I expected Nokia to use their expertise to put a front facing camera on the phone. I thought they would offer one up with a keyboard. I thought they would do something that dazzled me and made me say: “I want that phone. I need to order one today.” The truth is they took their N9 meego phone emptied the innards out and had Compal fill it with Windows approved hardware. Nokia who has designers and has been building their own phones forever used an ODM (Original Device Manufacturer) to manufacture these phones.

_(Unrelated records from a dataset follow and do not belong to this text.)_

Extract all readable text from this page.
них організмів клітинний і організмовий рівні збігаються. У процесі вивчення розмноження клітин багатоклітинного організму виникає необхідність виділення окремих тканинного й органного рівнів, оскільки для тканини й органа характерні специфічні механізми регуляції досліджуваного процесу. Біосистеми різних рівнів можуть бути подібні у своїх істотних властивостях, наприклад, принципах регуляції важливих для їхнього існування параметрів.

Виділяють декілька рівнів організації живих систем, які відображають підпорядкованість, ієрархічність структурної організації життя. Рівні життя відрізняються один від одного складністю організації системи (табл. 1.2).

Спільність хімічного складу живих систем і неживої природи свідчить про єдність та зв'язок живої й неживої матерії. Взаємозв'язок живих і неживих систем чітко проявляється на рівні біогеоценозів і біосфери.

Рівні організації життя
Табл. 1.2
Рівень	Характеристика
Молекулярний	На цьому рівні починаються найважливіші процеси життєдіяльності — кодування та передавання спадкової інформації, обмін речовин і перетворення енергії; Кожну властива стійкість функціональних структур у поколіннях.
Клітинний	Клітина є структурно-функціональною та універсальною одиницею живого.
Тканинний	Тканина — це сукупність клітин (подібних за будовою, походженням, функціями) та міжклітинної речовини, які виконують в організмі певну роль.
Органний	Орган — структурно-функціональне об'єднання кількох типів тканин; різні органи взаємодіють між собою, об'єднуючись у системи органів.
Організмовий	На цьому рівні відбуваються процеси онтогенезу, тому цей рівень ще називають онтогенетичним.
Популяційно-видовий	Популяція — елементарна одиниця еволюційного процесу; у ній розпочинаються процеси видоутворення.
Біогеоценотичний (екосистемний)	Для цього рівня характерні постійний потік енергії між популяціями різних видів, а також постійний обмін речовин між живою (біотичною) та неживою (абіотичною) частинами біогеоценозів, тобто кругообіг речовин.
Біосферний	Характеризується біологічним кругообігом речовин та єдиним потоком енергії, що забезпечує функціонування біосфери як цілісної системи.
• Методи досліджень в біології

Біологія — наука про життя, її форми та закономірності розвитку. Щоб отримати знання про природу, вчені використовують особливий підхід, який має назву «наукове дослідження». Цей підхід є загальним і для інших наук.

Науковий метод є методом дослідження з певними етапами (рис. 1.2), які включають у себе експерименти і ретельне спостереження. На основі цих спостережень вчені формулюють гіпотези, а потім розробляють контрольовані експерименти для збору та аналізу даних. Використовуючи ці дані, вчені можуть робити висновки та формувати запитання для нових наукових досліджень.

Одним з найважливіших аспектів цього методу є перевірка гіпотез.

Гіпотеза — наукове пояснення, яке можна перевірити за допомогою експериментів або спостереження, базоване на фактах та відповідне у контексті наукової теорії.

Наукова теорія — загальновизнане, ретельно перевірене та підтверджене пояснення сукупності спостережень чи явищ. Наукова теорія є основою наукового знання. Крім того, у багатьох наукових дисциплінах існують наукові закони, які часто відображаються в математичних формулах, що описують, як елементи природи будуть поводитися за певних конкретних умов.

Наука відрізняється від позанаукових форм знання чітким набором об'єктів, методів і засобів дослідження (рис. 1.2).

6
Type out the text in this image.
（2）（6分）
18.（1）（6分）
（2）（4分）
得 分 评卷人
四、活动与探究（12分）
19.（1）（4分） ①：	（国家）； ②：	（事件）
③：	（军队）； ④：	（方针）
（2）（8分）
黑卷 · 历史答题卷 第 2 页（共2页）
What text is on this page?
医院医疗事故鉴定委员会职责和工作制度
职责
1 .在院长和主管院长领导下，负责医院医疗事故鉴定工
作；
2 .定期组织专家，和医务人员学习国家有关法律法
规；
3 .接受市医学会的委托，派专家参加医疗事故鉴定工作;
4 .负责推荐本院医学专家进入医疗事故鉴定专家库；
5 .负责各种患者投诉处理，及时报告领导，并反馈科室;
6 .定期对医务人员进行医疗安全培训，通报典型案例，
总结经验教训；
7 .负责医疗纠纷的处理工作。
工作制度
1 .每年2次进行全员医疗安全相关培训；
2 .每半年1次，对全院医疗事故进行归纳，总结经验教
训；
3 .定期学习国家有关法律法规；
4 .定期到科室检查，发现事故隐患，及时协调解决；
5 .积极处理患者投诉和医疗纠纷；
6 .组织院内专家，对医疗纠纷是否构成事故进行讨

All based on the original reference design put out by Windows, not the new updated one that you assume they have had access to the longest since they tied up their deal with Microsoft.

It could be Nokia will try and compete on price with Samsung, HTC and others but that will be difficult with all of the carrier subsidies out there. One would think with the great announcement last week they these phones would be available world wide but, alas, no, these are only available in Europe until after the new year when they will come to North America.

If Nokia doing enough is turning around a Windows Phone in 8 months is considered enough than they have succeeded, but when did we set such a low bar. Samsung took their 10.1 tablet and completely revamped it in 3 months after the iPad 2 shipped and we are saying shipping a phone based on original reference designs in 8 months is okay? None of the secret sauce that Nokia has demonstrated in the past is in these phones. Those will arrive next year but will they be soon enough?